The names of Spinney Abbey's ciders tell you something about the place. "Monk & Disorderly." "Virgin on the Ridiculous." "Dirty Habit." "Prior Warning." "Blushing Nun." The farm that now occupies the site of a medieval Augustinian priory near Wicken, on the edge of the Cambridgeshire fens, has decided to have fun with its history. It is a reasonable response to 800 years of accumulated significance. Priory, dissolution, Cromwell, ghost monks, and now cider — Spinney Abbey has cycled through quite a lot.
Between 1216 and 1228, a woman named Beatrice — granddaughter of Wimar, Steward of the Count of Brittany — founded the Priory of St Mary and the Holy Cross in a small wood, a spinney, about a mile from the village of Wicken. The priory accommodated three canons of the Augustinian order. Its endowment was modest: the advowson of the parish church, 55 acres of land, a marsh called Frithfen, and the fishery of Gormere. This was the edge of the fens — wet, isolated, not particularly prosperous land. The priory existed quietly for over two centuries until the Black Death and the social upheavals of the 14th century began to erode its fortunes. In 1449, Spinney Priory was absorbed into the cathedral priory of Ely, becoming Benedictine in the process. When Henry VIII began the Dissolution of the Monasteries in 1536, Spinney Priory was dissolved. The monks departed. The buildings remained.
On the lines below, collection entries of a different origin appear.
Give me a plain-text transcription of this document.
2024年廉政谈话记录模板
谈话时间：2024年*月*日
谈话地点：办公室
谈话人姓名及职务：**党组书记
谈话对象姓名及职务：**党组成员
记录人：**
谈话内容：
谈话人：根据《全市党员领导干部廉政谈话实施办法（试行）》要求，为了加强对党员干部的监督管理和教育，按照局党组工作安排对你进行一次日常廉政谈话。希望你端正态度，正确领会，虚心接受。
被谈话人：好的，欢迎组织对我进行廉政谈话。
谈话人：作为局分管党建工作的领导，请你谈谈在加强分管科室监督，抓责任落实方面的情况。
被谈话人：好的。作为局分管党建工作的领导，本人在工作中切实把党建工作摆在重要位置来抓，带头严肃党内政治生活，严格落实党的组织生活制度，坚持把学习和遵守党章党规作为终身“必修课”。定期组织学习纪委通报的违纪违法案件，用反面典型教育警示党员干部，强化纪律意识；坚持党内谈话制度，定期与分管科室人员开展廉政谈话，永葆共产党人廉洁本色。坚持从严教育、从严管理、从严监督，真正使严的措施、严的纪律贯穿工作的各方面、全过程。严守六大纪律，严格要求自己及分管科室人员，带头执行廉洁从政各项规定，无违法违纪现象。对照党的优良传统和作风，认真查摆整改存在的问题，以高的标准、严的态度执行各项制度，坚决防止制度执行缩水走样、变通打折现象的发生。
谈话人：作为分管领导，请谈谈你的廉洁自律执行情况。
In 1634, a child named Isaac Barrow came to live at Spinney Priory for two years. The property was at that time owned by his grandfather, also named Isaac Barrow. The younger Isaac Barrow grew up to become one of the most important mathematicians and theologians of the 17th century — a professor of mathematics at Cambridge, a theologian, a geometer, and, crucially, the man who recognized the exceptional talent of a student named Isaac Newton. Barrow resigned his Lucasian Professorship of Mathematics in 1669 to allow Newton to take it. The two Isaacs — teacher and student, both connected to this patch of fenland — are one of the great intellectual partnerships in Cambridge history. That the man who stepped aside for Newton once lived as a child in these rooms, among the old stones of a dissolved monastery, is the kind of detail that the fens quietly accumulate.
Henry Cromwell was the fourth son of Oliver Cromwell. He served as Lord Deputy of Ireland — effectively its governor — under his father's Commonwealth government. When Charles II was restored to the throne in 1660, Henry Cromwell faced the question of what to do with a life built on a regime that no longer existed. He petitioned the King. He was allowed to live in peace. He retired to Spinney Abbey, which he purchased in 1661 and owned until his death in 1674. He was, by all accounts, a well-respected and capable man — regarded more charitably by his contemporaries than his father's reputation sometimes allowed. Tradition holds that Charles II visited him at Spinney in September 1671, a remarkable meeting of the restored monarch and the son of the man who had ruled in his place. Henry Cromwell is buried with his wife at Wicken parish church.
The current building at Spinney Abbey was constructed in 1775 — but not from nothing. Below it, the cellar of the original priory still survives. In the cellar, the great stones of medieval masons are visible, along with iron fittings that local lore has long associated with prisoners' restraints. There is no evidence for that particular interpretation; they are more likely ordinary fixtures. But the stories accumulate in old buildings regardless of their accuracy. Old priory doors are incorporated into the fabric of the house. The transition from monastic foundation to Elizabethan country property to Georgian house is legible in the layers of stone. The Spinney Bank at the southern edge of the farm is locally notorious for sightings of Old Shuck — the mythical black dog of East Anglian folklore, whose appearance is sometimes considered an omen. And local tales maintain that monks can still be heard chanting at night.
In 2012, Spinney Abbey Farm launched its first cider: Monk and Disorderly. It won champion cider at the Norwich Beer Festival in 2013, 2015, 2016, and 2018, and at the St Ives festival in 2014 and 2016. Further ciders followed, all named with the same irreverent awareness of the site's monastic past. The farm that makes them occupies the grounds of a priory founded eight centuries ago to house three Augustinian canons in service to God, on the edge of the fens, a mile from Wicken. The cider names are not disrespectful exactly — they are more like an acknowledgment of how much has changed, and how much remains. The cellars that once stored monastic provisions now store something else. The monks, if they still chant in the dark, apparently don't mind.
Spinney Abbey lies at approximately 52.322°N, 0.280°E, near the village of Wicken on the edge of the Cambridgeshire fens. Wicken Fen, the famous National Trust nature reserve, is immediately adjacent. Cambridge City Airport (EGSC) is about 15 miles to the southwest. Flying over the fenland at 1,500–2,000 feet, the characteristic flat landscape of reclaimed agricultural land and drainage ditches is fully visible; Wicken Fen's undrained fen habitat appears distinctively darker against the surrounding fields.